WQJQ

Barton, Vermont; United States;
- Broadcast area: Central Orleans County, Vermont
- Frequency: 100.3 MHz
- Branding: Magic 100.3

Programming
- Format: Adult contemporary

Ownership
- Owner: Michael Percy; (Capital Broadcasting Associates, LLC);
- Sister stations: WKXH, WMTK, WSTJ, WGMT

History
- First air date: September 2008; 17 years ago (as WJPK)
- Last air date: January 19, 2022; 4 years ago (date of license cancellation)
- Former call signs: WJPK (2008–2011) WJJZ (2011–2012)

Technical information
- Licensing authority: FCC
- Facility ID: 164279
- Class: A
- ERP: 100 watts
- HAAT: 160 meters (520 ft)
- Transmitter coordinates: 44°45′57.00″N 72°9′10.00″W﻿ / ﻿44.7658333°N 72.1527778°W

Links
- Public license information: Public file; LMS;

= WQJQ =

WQJQ (100.3 FM, "Magic 100.3") was a 100-watt radio station broadcasting an adult contemporary music format simulcasting co-owned WGMT and was licensed to Barton, Vermont, United States. The station was owned by Michael Percy, through licensee Capital Broadcasting Associates, LLC.

==History==
WJPK signed on in September 2008 as a simulcast of country-formatted WKXH 105.5 FM. In September 2009, the station changed to a simulcast of adult contemporary-formatted WGMT 97.7 FM, then to a bluegrass format in late 2012.
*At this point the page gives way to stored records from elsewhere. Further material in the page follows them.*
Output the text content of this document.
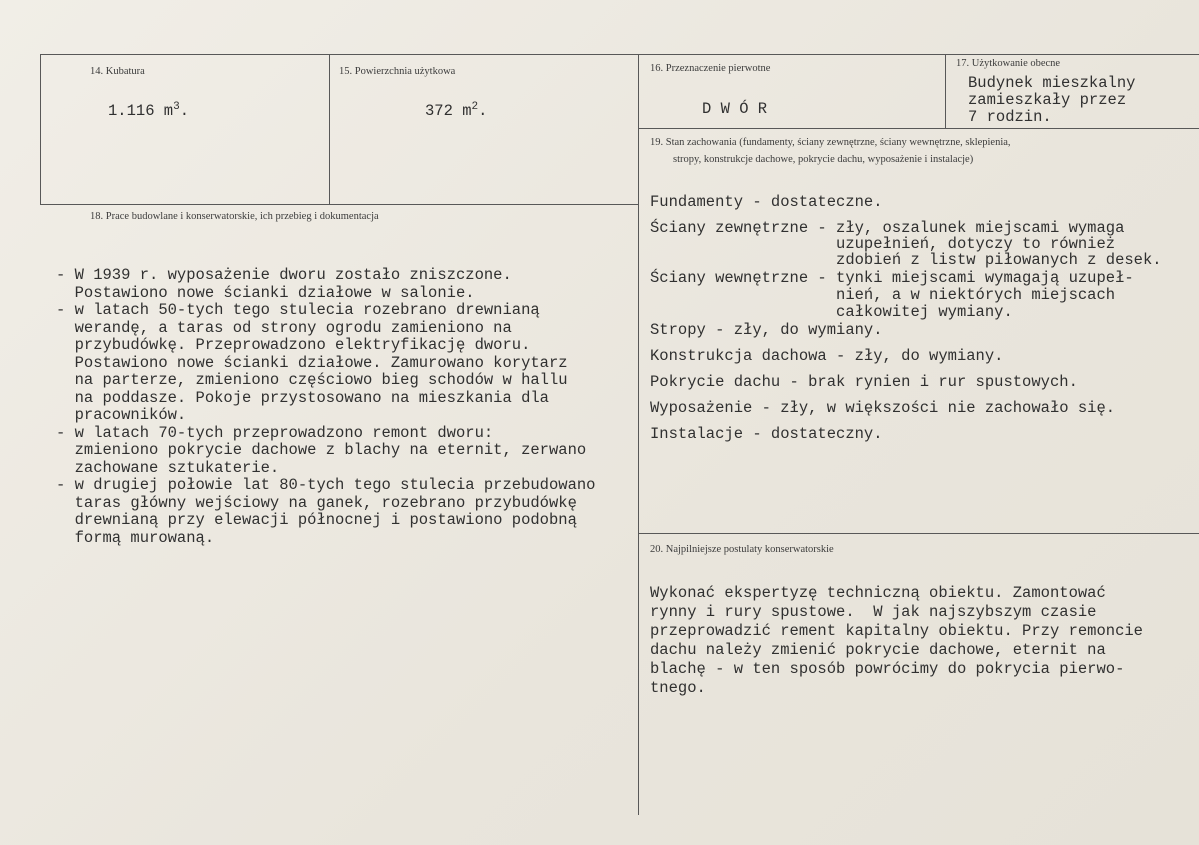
14. Kubatura
1.116 $m^3$.
15. Powierzchnia użytkowa
372 $m^2$.
16. Przeznaczenie pierwotne
D W Ó R
17. Użytkowanie obecne
Budynek mieszkalny
zamieszkały przez
7 rodzin.
19. Stan zachowania (fundamenty, ściany zewnętrzne, ściany wewnętrzne, sklepienia,
stropy, konstrukcje dachowe, pokrycie dachu, wyposażenie i instalacje)
Fundamenty - dostateczne.
Ściany zewnętrzne - zły, oszalunek miejscami wymaga
uzupełnień, dotyczy to również
zdobień z listw piłowanych z desek.
Ściany wewnętrzne - tynki miejscami wymagają uzupeł-
nień, a w niektórych miejscach
całkowitej wymiany.
Stropy - zły, do wymiany.
Konstrukcja dachowa - zły, do wymiany.
Pokrycie dachu - brak rynien i rur spustowych.
Wyposażenie - zły, w większości nie zachowało się.
Instalacje - dostateczny.
18. Prace budowlane i konserwatorskie, ich przebieg i dokumentacja
- W 1939 r. wyposażenie dworu zostało zniszczone.
Postawiono nowe ścianki działowe w salonie.
- w latach 50-tych tego stulecia rozebrano drewnianą
werandę, a taras od strony ogrodu zamieniono na
przybudówkę. Przeprowadzono elektryfikację dworu.
Postawiono nowe ścianki działowe. Zamurowano korytarz
na parterze, zmieniono częściowo bieg schodów w hallu
na poddasze. Pokoje przystosowano na mieszkania dla
pracowników.
- w latach 70-tych przeprowadzono remont dworu:
zmieniono pokrycie dachowe z blachy na eternit, zerwano
zachowane sztukaterie.
- w drugiej połowie lat 80-tych tego stulecia przebudowano
taras główny wejściowy na ganek, rozebrano przybudówkę
drewnianą przy elewacji północnej i postawiono podobną
formą murowaną.
20. Najpilniejsze postulaty konserwatorskie
Wykonać ekspertyzę techniczną obiektu. Zamontować
rynny i rury spustowe.  W jak najszybszym czasie
przeprowadzić rement kapitalny obiektu. Przy remoncie
dachu należy zmienić pokrycie dachowe, eternit na
blachę - w ten sposób powrócimy do pokrycia pierwo-
tnego.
On December 1, 2011, WJPK changed its call letters to WJJZ and on August 16, 2012, changed the call letters to WQJQ. In November 2012, Vermont Broadcast Associates reached a deal to sell WQJQ to Michael Percy's Capital Broadcasting Associates. The sale, at a price of $25,000, was consummated on December 28, 2012.

WQJQ surrendered its license to the Federal Communications Commission on January 19, 2022. At the time of the shutdown, it had been simulcasting WGMT.